Baterai Electric Vehicle/EV
“Proyek ini mencakup tambang nikel, smelter berteknologi HPAL (High Pressure Acid Leaching), pabrik prekursor, katoda, produksi sel baterai, hingga fasilitas daur ulang. Ini ekosistem baterai listrik pertama di dunia yang dibangun secara utuh, dan Indonesia memimpinnya,” ujar Bahlil dalam acara Human Capital Summit (HCS) 2025.
Di sektor hulu, Indonesia melalui Antam akan memegang saham mayoritas sebesar 51%, sementara CATL memegang sisa kepemilikan. Pada sektor antara dan hilir, BUMN akan berpartisipasi melalui skema joint venture, dengan komposisi kepemilikan BUMN di kisaran 30%.
Proyek ini juga mendapat dukungan pembiayaan dari PT Danantara, entitas pengelola aset strategis negara. Menteri Bahlil mengungkapkan, Danantara akan masuk sebagai investor untuk memperkuat posisi BUMN dalam proyek ini.
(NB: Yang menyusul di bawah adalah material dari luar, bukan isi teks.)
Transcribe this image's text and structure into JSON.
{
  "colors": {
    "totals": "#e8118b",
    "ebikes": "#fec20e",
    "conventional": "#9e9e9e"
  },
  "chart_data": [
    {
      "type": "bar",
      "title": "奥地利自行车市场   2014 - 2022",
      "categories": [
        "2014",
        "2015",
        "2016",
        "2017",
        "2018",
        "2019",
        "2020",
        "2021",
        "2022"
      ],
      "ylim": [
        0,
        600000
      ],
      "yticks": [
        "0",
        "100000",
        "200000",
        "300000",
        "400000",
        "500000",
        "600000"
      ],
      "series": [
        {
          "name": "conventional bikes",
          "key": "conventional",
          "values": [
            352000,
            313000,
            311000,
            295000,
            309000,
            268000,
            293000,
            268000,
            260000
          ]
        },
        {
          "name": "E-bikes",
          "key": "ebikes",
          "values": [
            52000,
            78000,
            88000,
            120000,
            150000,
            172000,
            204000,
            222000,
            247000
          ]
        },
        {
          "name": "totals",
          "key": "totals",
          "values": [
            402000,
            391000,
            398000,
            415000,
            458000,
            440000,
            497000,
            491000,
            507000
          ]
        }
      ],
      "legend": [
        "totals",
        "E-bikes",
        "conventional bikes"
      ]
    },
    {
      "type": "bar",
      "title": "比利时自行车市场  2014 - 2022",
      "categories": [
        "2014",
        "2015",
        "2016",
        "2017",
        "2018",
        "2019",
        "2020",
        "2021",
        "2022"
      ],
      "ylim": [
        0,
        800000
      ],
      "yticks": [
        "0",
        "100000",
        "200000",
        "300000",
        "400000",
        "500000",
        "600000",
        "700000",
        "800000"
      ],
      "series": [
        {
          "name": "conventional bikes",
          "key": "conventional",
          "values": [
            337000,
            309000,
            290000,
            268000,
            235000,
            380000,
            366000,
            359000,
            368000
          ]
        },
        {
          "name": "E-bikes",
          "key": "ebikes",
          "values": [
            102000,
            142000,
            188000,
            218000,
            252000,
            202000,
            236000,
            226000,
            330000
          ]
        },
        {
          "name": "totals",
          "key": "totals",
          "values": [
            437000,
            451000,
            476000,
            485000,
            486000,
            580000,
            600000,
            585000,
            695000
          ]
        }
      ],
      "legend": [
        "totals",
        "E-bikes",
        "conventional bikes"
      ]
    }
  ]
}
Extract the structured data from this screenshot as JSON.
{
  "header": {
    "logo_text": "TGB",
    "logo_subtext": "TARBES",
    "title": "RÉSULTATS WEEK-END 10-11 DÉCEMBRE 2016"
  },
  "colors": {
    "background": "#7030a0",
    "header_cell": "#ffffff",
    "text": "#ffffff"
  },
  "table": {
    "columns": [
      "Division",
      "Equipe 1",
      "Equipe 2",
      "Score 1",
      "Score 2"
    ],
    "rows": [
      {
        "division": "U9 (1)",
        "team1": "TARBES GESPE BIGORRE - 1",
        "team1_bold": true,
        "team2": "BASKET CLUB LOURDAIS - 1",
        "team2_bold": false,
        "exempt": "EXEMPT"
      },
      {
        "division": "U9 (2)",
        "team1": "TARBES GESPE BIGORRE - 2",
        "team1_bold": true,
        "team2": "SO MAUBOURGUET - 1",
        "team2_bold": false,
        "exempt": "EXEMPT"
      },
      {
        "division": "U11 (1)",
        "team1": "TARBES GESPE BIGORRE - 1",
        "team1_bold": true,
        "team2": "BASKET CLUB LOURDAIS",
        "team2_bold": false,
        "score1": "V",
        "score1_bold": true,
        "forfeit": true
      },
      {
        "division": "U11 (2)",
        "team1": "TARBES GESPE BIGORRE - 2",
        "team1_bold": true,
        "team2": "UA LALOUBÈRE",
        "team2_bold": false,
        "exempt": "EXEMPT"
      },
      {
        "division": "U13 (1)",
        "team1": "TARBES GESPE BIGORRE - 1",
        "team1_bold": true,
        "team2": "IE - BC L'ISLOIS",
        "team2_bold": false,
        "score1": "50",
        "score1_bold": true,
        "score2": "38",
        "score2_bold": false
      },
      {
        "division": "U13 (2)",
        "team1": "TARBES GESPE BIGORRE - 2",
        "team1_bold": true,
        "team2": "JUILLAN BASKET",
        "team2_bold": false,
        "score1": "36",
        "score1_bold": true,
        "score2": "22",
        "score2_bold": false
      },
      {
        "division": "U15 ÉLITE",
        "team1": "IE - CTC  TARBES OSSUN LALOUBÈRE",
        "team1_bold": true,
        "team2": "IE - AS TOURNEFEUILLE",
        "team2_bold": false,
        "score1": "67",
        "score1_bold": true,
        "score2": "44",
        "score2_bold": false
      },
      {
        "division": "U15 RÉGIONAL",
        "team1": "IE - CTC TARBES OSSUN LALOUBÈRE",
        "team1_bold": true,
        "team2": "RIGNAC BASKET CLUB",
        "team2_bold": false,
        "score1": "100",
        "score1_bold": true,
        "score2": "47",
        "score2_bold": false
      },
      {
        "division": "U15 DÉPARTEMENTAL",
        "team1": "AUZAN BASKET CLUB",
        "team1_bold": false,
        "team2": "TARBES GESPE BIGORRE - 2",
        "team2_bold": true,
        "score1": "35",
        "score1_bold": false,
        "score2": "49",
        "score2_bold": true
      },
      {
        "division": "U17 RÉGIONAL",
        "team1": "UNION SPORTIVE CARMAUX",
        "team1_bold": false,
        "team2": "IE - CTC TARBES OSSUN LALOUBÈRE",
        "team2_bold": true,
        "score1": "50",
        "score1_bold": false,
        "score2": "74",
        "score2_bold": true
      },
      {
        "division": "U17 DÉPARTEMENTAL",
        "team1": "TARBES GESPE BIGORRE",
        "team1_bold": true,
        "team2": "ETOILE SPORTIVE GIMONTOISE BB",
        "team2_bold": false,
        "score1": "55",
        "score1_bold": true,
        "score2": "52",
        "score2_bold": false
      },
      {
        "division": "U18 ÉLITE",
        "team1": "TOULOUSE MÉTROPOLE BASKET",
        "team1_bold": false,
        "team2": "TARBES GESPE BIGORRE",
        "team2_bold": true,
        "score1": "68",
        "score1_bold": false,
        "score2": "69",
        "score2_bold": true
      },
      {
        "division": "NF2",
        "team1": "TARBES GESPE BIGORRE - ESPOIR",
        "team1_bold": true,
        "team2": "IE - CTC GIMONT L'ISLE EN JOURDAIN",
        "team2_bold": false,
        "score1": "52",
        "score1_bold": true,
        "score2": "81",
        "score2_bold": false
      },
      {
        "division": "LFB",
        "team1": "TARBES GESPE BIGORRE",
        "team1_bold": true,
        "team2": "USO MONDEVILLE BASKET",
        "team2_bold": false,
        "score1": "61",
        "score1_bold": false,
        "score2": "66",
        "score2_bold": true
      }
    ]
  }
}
CEO Danantara, Rosan Roeslani, menegaskan bahwa lembaganya siap mendukung pembiayaan jika terjadi kendala dari pihak swasta.
“Kami melihat proyek ini sangat potensial dari segi pengembalian investasi, serta dampak ekonomi dan transformasi industrinya,” ujar Rosan.
Proyek ini merupakan bagian dari strategi besar pemerintah untuk menjadikan Indonesia sebagai pusat produksi baterai kendaraan listrik dunia.
Selain proyek yang melibatkan CATL (dikenal sebagai proyek Dragon), terdapat pula proyek Titan yang melibatkan konsorsium Indonesia Battery Corporation (IBC), Antam, Pertamina, PLN, dan Huayou sebagai mitra pengganti LG.
Dengan infrastruktur dan pendanaan yang solid, Indonesia terus bergerak menuju transformasi energi nasional berbasis energi bersih dan berkelanjutan.
Proyek ini juga diproyeksikan menciptakan ribuan lapangan kerja baru, meningkatkan nilai tambah sumber daya alam dalam negeri, dan memperkuat posisi Indonesia di rantai pasok global industri kendaraan listrik.